将 bdd100k 数据集转换为 yolo 格式
封面图《見上げてごらん、夜空の星》

前言

因为原先从 COCO 中提取的数据集的检测效果一直不好，在观察了几个数据集后发现，COCO 数据集的图片中我需要的目标都比较小，且我需要的一些类样本不均衡，比如 truck 类就特别少，尽管 YOLOv4 的论文中说可以使用 focal loss 来解决样本不均衡，但是最简单的还是换一个数据集，因此打算新做一个数据集。

BDD100K 数据集

官网：https://bdd-data.berkeley.edu/
论文：https://arxiv.org/abs/1805.04687
github：https://github.com/bdd100k/bdd100k

BDD100K 是伯克利大小 AI 实验室发布的一个自动驾驶领域的数据集。具体内容可以看论文，在此我只关心我需要的内容，各个类别的数据量。

BDD100K 中车辆行人的数量都很多，truck 有 4296 个，Bus 有 16505 个。而 COCO 中我想要 2000 个 truck 最后只返回了我 1400 左右，因此在 COCO 提取训练集训练测试结果的时候发现 truck 和 bus 分不清，且 truck 的 AP50 很低。

数据集转换

由于 BDD100K 的数据集格式和 darknet 需要的 yolo 格式不一样，因此需要将 label 进行转换，顺便对 label 进行一下提取，去掉几个我不需要的类。
BDD100K 的标签文件格式遵循 Scalabel Format，此外还有一些 BDD100K 自己的格式，不过与我的需求没有关系。因此先来看一下 scalabel 格式

- name: string
- url: string
- videoName: string (optional)
- attributes: a dictionary of frame attributes
- intrinsics
    - focal: [x, y]
    - center: [x, y]
    - nearClip:
- extrinsics
    - location
    - rotation
- timestamp: int64 (epoch time ms)
- frameIndex: int (optional, frame index in this video)
- labels [ ]:
    - id: string
    - category: string (classification)
    - manualShape: boolean
    - manualAttributes: boolean
    - score: float
    - attributes: a dictionary of label attributes
    - box2d:
        - x1: float
        - y1: float
        - x2: float
        - y2: float
    - box3d:
        - alpha:
        - orientation:
        - location: ()
        - dimension: (3D point, height, width, length)
    - poly2d: an array of objects, with the structure
        - vertices: [][]float (list of 2-tuples [x, y])
        - types: string
        - closed: boolean

再看一看实际文件，还是符合的

代码

参考了 github 的一个现有转换脚本进行了一定的修改，添加了命令行支持和类别提取。代码如下。

import os
import json
from tqdm import tqdm
import cv2

TRAIN_LABEL_NAME = 'bdd100k_labels_images_train.json'
VAL_LABEL_NAME = 'bdd100k_labels_images_val.json'

classes = [
    "person",
    "bike",
    "car",
    "motor",
    "bus",
    "truck",
    "rider",
    "train"
]

counter = {}

for c in classes:
    counter[c] = 0


def get_args():
    import argparse

    parser = argparse.ArgumentParser()

    parser.add_argument('-i', '--images', help="images path",
                        type=str, default='./images/100k')
    parser.add_argument('-l', '--labels', help="labels path",
                        type=str, default="./labels")
    parser.add_argument('-t', '--type', help="type of dataset",
                        choices=['train', 'val'], default='train')
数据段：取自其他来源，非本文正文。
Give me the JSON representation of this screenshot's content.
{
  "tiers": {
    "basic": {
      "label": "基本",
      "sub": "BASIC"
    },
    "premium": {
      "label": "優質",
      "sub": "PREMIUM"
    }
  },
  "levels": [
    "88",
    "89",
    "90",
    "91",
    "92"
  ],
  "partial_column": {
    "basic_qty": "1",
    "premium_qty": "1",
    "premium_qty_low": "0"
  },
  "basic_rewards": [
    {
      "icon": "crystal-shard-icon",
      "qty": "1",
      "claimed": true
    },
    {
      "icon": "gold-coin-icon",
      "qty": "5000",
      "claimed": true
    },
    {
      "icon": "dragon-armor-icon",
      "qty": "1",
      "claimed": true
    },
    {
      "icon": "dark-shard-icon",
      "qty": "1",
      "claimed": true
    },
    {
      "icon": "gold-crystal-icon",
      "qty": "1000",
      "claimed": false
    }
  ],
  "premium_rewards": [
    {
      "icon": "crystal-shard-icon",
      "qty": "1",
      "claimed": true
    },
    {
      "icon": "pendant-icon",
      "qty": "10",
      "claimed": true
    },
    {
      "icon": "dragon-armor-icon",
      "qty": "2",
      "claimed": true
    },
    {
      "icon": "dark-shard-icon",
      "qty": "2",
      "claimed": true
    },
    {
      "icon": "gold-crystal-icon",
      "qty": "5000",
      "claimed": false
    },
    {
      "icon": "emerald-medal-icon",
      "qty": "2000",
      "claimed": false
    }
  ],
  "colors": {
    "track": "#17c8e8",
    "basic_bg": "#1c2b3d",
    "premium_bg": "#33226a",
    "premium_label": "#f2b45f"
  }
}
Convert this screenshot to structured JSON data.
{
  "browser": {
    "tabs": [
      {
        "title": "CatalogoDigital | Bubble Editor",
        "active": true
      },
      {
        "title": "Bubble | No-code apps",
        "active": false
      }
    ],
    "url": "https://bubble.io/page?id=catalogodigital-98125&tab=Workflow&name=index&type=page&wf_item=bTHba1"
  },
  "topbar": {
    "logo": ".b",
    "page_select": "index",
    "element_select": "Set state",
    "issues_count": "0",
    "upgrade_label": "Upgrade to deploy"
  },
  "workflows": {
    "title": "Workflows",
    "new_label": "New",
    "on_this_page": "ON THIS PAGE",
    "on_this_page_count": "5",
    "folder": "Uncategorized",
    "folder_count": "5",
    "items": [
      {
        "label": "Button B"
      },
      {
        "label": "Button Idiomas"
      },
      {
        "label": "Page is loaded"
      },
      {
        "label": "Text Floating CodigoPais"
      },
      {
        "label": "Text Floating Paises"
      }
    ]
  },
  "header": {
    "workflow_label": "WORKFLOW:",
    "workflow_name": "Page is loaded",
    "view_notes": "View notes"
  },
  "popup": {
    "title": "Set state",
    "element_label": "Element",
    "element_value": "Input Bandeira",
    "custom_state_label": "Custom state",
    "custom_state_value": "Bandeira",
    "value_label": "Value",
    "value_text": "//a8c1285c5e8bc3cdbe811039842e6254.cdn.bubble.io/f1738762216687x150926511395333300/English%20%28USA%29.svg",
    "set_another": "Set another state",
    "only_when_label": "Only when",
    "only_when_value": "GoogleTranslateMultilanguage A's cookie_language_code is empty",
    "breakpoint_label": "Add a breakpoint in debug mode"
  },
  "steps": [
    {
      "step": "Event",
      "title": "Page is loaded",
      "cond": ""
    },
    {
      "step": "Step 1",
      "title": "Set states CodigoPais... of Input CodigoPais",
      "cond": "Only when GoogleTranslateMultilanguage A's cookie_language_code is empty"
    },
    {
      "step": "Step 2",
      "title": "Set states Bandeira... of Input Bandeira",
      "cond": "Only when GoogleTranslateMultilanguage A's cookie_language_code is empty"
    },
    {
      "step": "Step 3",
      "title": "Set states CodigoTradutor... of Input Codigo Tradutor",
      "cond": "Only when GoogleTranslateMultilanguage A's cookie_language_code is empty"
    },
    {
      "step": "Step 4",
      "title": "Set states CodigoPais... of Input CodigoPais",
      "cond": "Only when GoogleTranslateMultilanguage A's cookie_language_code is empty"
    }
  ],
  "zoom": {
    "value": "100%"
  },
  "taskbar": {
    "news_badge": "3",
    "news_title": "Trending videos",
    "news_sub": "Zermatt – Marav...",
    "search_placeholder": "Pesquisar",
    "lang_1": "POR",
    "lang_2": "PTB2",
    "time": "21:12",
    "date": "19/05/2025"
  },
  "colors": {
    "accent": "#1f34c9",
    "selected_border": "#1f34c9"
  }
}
    return parser.parse_args()


def convertBdd100k2yolo(imageFileName, label):
    img = cv2.imread(imageFileName)
    width, height = img.shape[1], img.shape[0]
    dw = 1.0/width
    dh = 1.0/height

    catName = label['category']
    classIndex = classes.index(catName)
    roi = label['box2d']

    w = roi['x2']-roi['x1']
    h = roi['y2']-roi['y1']
    x_center = roi['x1'] + w/2
    y_center = roi['y1'] + h/2

    x_center, y_center, w, h = x_center*dw, y_center*dh, w*dw, h*dh

    return "{} {} {} {} {}\n".format(classIndex, x_center, y_center, w, h)


if __name__ == '__main__':
    args = get_args()
    # 转为文件位置
    if args.type == 'train':
        imageRootPath = os.path.join(args.images, 'train')
        labelFilePath = os.path.join(args.labels, TRAIN_LABEL_NAME)
    else:
        imageRootPath = os.path.join(args.images, 'val')
        labelFilePath = os.path.join(args.labels, VAL_LABEL_NAME)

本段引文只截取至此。